For now we'll leave the JavaScript embedded in the C# code as a string, but we'll look at something nicer next week.
string map = @" function() { var movie = this; emit(movie.Category, { count: 1, totalMinutes: movie.Minutes }); }";
For each movie we'll emit a key and a value. The key is the first parameter to the emit function and represents how we want to group the values (in this case we are grouping by category). The second parameter to emit is the value, which in this case is a little object containing the count of movies (always 1) and total length of each individual each movie.
Mongo will group the items you emit and pass them as an array to the reduce function you provide. It's inside the reduce function where you want to do the aggregation calculations and reduce all the objects to a single object. We are using simple logic here, but you can make extremely complex map and reduce functions using all the power of JavaScript.
string reduce = @" function(key, values) { var result = {count: 0, totalMinutes: 0 }; values.forEach(function(value){ result.count += value.count; result.totalMinutes += value.totalMinutes; }); return result; }";
The reduce function returns a single result. It's important for the return value to have the same shape as the emitted values. It's also possible for MongoDB to call the reduce function multiple times for a given key and ask you to process a partial set of values, so if you need to perform some final calculation, you can also give MapReduce a finalize function.
The finalize function is optional, but if you need to calculate something based on a fully reduced set of data, you'll want to use a finalize function. Mongo will call the finalize function after all the reduce calls for a set are complete. This would be the place to calculate the average length of all movies in a category.
string finalize = @" function(key, value){ value.average = value.totalMinutes / value.count; return value; }";
With the JavaScript in place, all that is left is to tell MongoDB to execute a MapReduce.

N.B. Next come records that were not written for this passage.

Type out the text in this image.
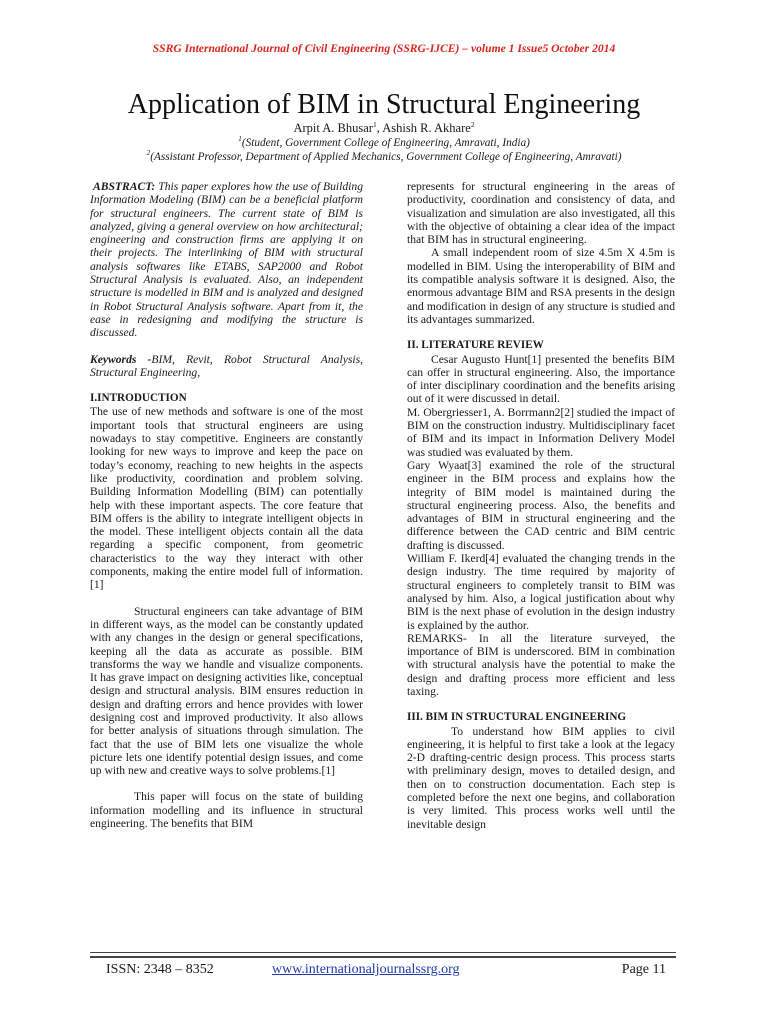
SSRG International Journal of Civil Engineering (SSRG-IJCE) – volume 1 Issue5 October 2014
Application of BIM in Structural Engineering
Arpit A. Bhusar$^1$, Ashish R. Akhare$^2$
$^1$(Student, Government College of Engineering, Amravati, India)
$^2$(Assistant Professor, Department of Applied Mechanics, Government College of Engineering, Amravati)

ABSTRACT: This paper explores how the use of Building Information Modeling (BIM) can be a beneficial platform for structural engineers. The current state of BIM is analyzed, giving a general overview on how architectural; engineering and construction firms are applying it on their projects. The interlinking of BIM with structural analysis softwares like ETABS, SAP2000 and Robot Structural Analysis is evaluated. Also, an independent structure is modelled in BIM and is analyzed and designed in Robot Structural Analysis software. Apart from it, the ease in redesigning and modifying the structure is discussed.

Keywords -BIM, Revit, Robot Structural Analysis, Structural Engineering,

I.INTRODUCTION

The use of new methods and software is one of the most important tools that structural engineers are using nowadays to stay competitive. Engineers are constantly looking for new ways to improve and keep the pace on today’s economy, reaching to new heights in the aspects like productivity, coordination and problem solving. Building Information Modelling (BIM) can potentially help with these important aspects. The core feature that BIM offers is the ability to integrate intelligent objects in the model. These intelligent objects contain all the data regarding a specific component, from geometric characteristics to the way they interact with other components, making the entire model full of information. [1]

Structural engineers can take advantage of BIM in different ways, as the model can be constantly updated with any changes in the design or general specifications, keeping all the data as accurate as possible. BIM transforms the way we handle and visualize components. It has grave impact on designing activities like, conceptual design and structural analysis. BIM ensures reduction in design and drafting errors and hence provides with lower designing cost and improved productivity. It also allows for better analysis of situations through simulation. The fact that the use of BIM lets one visualize the whole picture lets one identify potential design issues, and come up with new and creative ways to solve problems.[1]

This paper will focus on the state of building information modelling and its influence in structural engineering. The benefits that BIM

represents for structural engineering in the areas of productivity, coordination and consistency of data, and visualization and simulation are also investigated, all this with the objective of obtaining a clear idea of the impact that BIM has in structural engineering.

A small independent room of size 4.5m X 4.5m is modelled in BIM. Using the interoperability of BIM and its compatible analysis software it is designed. Also, the enormous advantage BIM and RSA presents in the design and modification in design of any structure is studied and its advantages summarized.

II. LITERATURE REVIEW

Cesar Augusto Hunt[1] presented the benefits BIM can offer in structural engineering. Also, the importance of inter disciplinary coordination and the benefits arising out of it were discussed in detail.

M. Obergriesser1, A. Borrmann2[2] studied the impact of BIM on the construction industry. Multidisciplinary facet of BIM and its impact in Information Delivery Model was studied was evaluated by them.

Gary Wyaat[3] examined the role of the structural engineer in the BIM process and explains how the integrity of BIM model is maintained during the structural engineering process. Also, the benefits and advantages of BIM in structural engineering and the difference between the CAD centric and BIM centric drafting is discussed.

William F. Ikerd[4] evaluated the changing trends in the design industry. The time required by majority of structural engineers to completely transit to BIM was analysed by him. Also, a logical justification about why BIM is the next phase of evolution in the design industry is explained by the author.

REMARKS- In all the literature surveyed, the importance of BIM is underscored. BIM in combination with structural analysis have the potential to make the design and drafting process more efficient and less taxing.

III. BIM IN STRUCTURAL ENGINEERING

To understand how BIM applies to civil engineering, it is helpful to first take a look at the legacy 2-D drafting-centric design process. This process starts with preliminary design, moves to detailed design, and then on to construction documentation. Each step is completed before the next one begins, and collaboration is very limited. This process works well until the inevitable design

ISSN: 2348 – 8352	www.internationaljournalssrg.org	Page 11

var collection = db.GetCollection("movies"); var options = new MapReduceOptionsBuilder(); options.SetFinalize(finalize); options.SetOutput(MapReduceOutput.Inline); var results = collection.MapReduce(map, reduce, options); foreach (var result in results.GetResults()) { Console.WriteLine(result.ToJson()); }
Which would produce:
{ "_id" : "Horror", "value" : { "count" : 2.0, "totalMinutes" : 463.0, "average" : 231.5 } } { "_id" : "SciFi", "value" : { "count" : 1.0, "totalMinutes" : 118.0, "average" : 118.0 } }
Note that you can use GetResultsAs<T> to map the results into .NET objects of type T. You can also have MapReduce store (or merge) the computed results into a collection instead of returning inline results as we have done in the example. Creating a collection from a MapReduce operation is the ideal strategy to use when you need the results frequently. The collection will serve as a cache.